Claypot unifies streaming and batch systems to make it easier and cheaper for companies to do online prediction and continuous evaluation. They provide the infrastructure for other companies to build, train, and serve their models.
Founders: Chip Huyen, Zhenzhong Xu
Signals:
Venture-backed startup experience
Chip was a machine learning engineer at Snorkel (1+ yrs)
Top company alumni
Chip was a deep learning engineer at NVIDIA (1+ yrs)
Zhenzhong was an engineer at Microsoft (7+ yrs) and Netfllix (6+ yrs)
Top university alumni
Chip graduated from Stanford University (BS, MS)
Top investors
Lightspeed invested
Quiet Capital invested
They’re looking for founding machine learning and infrastructure engineers to join their team!
The Future Unicorn series is powered by Specter, a data intelligence provider for the world's leading investors like Accel and Bessemer. I have been working with data-driven tools for venture for a long time, and Specter's is the best one.
Product Notes
Claypot is still in stealth so there’s no product to talk about. But we know the problem they’re trying to solve from their white paper.
Problem and persona
Claypot is tackling the data scientists & machine learning engineers’ problems of batch predictions and manual, stateless model retraining.
Batch prediction refers to precomputed machine learning predictions calculated at regular intervals.

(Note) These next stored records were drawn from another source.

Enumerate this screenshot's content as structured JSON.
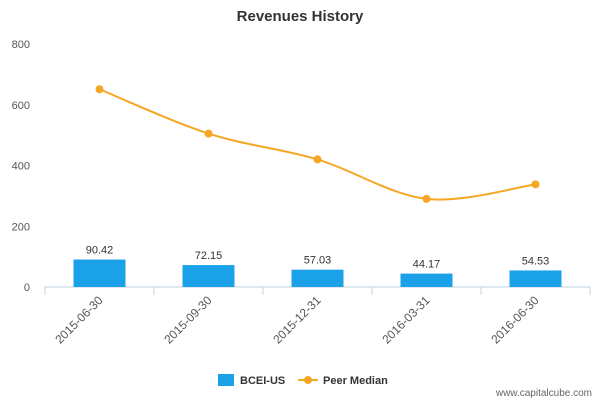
{
  "chart_data": {
    "type": "bar",
    "title": "Revenues History",
    "xlabel": "",
    "ylabel": "",
    "categories": [
      "2015-06-30",
      "2015-09-30",
      "2015-12-31",
      "2016-03-31",
      "2016-06-30"
    ],
    "ylim": [
      0,
      800
    ],
    "yticks": [
      0,
      200,
      400,
      600,
      800
    ],
    "grid": false,
    "legend_position": "bottom",
    "series": [
      {
        "name": "BCEI-US",
        "type": "bar",
        "color": "#1aa1e8",
        "values": [
          90.42,
          72.15,
          57.03,
          44.17,
          54.53
        ],
        "data_labels": [
          "90.42",
          "72.15",
          "57.03",
          "44.17",
          "54.53"
        ]
      },
      {
        "name": "Peer Median",
        "type": "line",
        "color": "#f5a623",
        "values": [
          651,
          505,
          420,
          290,
          338
        ]
      }
    ]
  },
  "watermark": "www.capitalcube.com"
}
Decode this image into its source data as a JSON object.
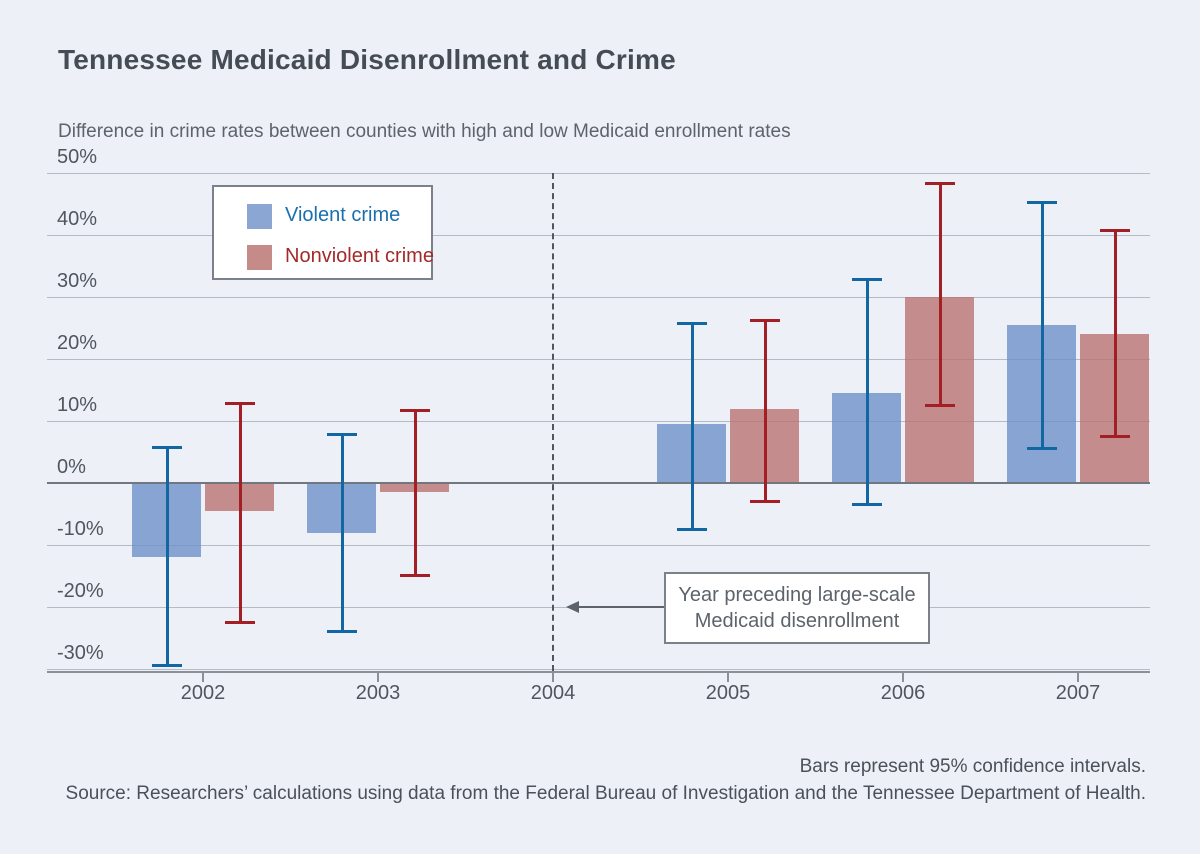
{
  "title": "Tennessee Medicaid Disenrollment and Crime",
  "subtitle": "Difference in crime rates between counties with high and low Medicaid enrollment rates",
  "legend": {
    "items": [
      {
        "label": "Violent crime",
        "swatch_color": "#8ba6d3",
        "text_color": "#1a6fad"
      },
      {
        "label": "Nonviolent crime",
        "swatch_color": "#c48b89",
        "text_color": "#a32a28"
      }
    ]
  },
  "annotation": {
    "line1": "Year preceding large-scale",
    "line2": "Medicaid disenrollment"
  },
  "footer": {
    "note": "Bars represent 95% confidence intervals.",
    "source": "Source: Researchers’ calculations using data from the Federal Bureau of Investigation and the Tennessee Department of Health."
  },
  "chart_data": {
    "type": "bar",
    "title": "Tennessee Medicaid Disenrollment and Crime",
    "subtitle": "Difference in crime rates between counties with high and low Medicaid enrollment rates",
    "unit": "percent",
    "categories": [
      "2002",
      "2003",
      "2004",
      "2005",
      "2006",
      "2007"
    ],
    "y_tick_labels": [
      "50%",
      "40%",
      "30%",
      "20%",
      "10%",
      "0%",
      "-10%",
      "-20%",
      "-30%"
    ],
    "y_tick_values": [
      50,
      40,
      30,
      20,
      10,
      0,
      -10,
      -20,
      -30
    ],
    "ylim": [
      -30,
      50
    ],
    "grid": true,
    "legend_position": "top-left",
    "vline": {
      "category": "2004",
      "style": "dashed",
      "note": "Year preceding large-scale Medicaid disenrollment"
    },
    "error_bars": "95% confidence intervals",
    "series": [
      {
        "name": "Violent crime",
        "bar_color_rgba": "rgba(110,145,200,0.8)",
        "ci_color": "#1266a2",
        "points": [
          {
            "category": "2002",
            "value": -12,
            "ci_high": 6,
            "ci_low": -29.5
          },
          {
            "category": "2003",
            "value": -8,
            "ci_high": 8,
            "ci_low": -24
          },
          {
            "category": "2005",
            "value": 9.5,
            "ci_high": 26,
            "ci_low": -7.5
          },
          {
            "category": "2006",
            "value": 14.5,
            "ci_high": 33,
            "ci_low": -3.5
          },
          {
            "category": "2007",
            "value": 25.5,
            "ci_high": 45.5,
            "ci_low": 5.5
          }
        ]
      },
      {
        "name": "Nonviolent crime",
        "bar_color_rgba": "rgba(185,115,112,0.8)",
        "ci_color": "#a31f26",
        "points": [
          {
            "category": "2002",
            "value": -4.5,
            "ci_high": 13,
            "ci_low": -22.5
          },
          {
            "category": "2003",
            "value": -1.5,
            "ci_high": 12,
            "ci_low": -15
          },
          {
            "category": "2005",
            "value": 12,
            "ci_high": 26.5,
            "ci_low": -3
          },
          {
            "category": "2006",
            "value": 30,
            "ci_high": 48.5,
            "ci_low": 12.5
          },
          {
            "category": "2007",
            "value": 24,
            "ci_high": 41,
            "ci_low": 7.5
          }
        ]
      }
    ]
  }
}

In a scenario of you browsing an e-commerce store, batch predictions implies that the item recommendations you see are somewhat relevant in general, but irrelevant to what you are looking at the moment. If you were browsing for books yesterday and today you are looking for same-day delivery toilet paper, the store will be recommending the wrong type of paper for your restroom relief. This is not the optimal user experience because you will have to do a few more clicks (aren’t we spoiled). In some contexts though, batch prediction will not work at all. Collision detection for cars needs real-time (sometimes called online) predictions.

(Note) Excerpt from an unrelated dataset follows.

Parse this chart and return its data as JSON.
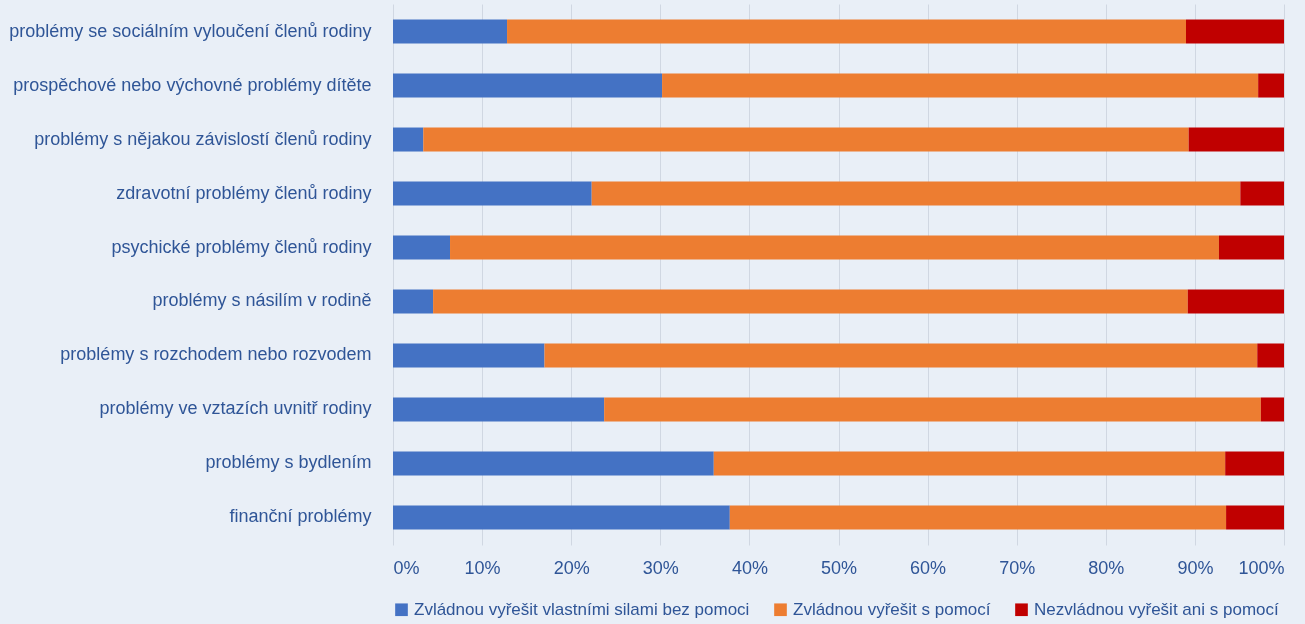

Manual, stateless model retraining refers to the process of manually retraining a machine learning model and the trigger to retrain the model is not because of data distribution shifts or model degradation. This was how I practiced data science years ago. I built models for banks that were manually retrained every year only because the regulator requires the banks to. Stateless retraining means training the model from scratch across the whole data set. The problem with this set up is that retraining is time-consuming (manual) and costly (runs through entire data set). Another problem is that the models might already be useless before retraining. A simple example of this is a real estate price estimation model with sqft as a key variable. In San Francisco, the average $/sqft was over $1,200 in 2021. In 2022, it rapidly dropped to $1,000. If the model only retrains once a year, the price estimates would have been off by 20% in 2022.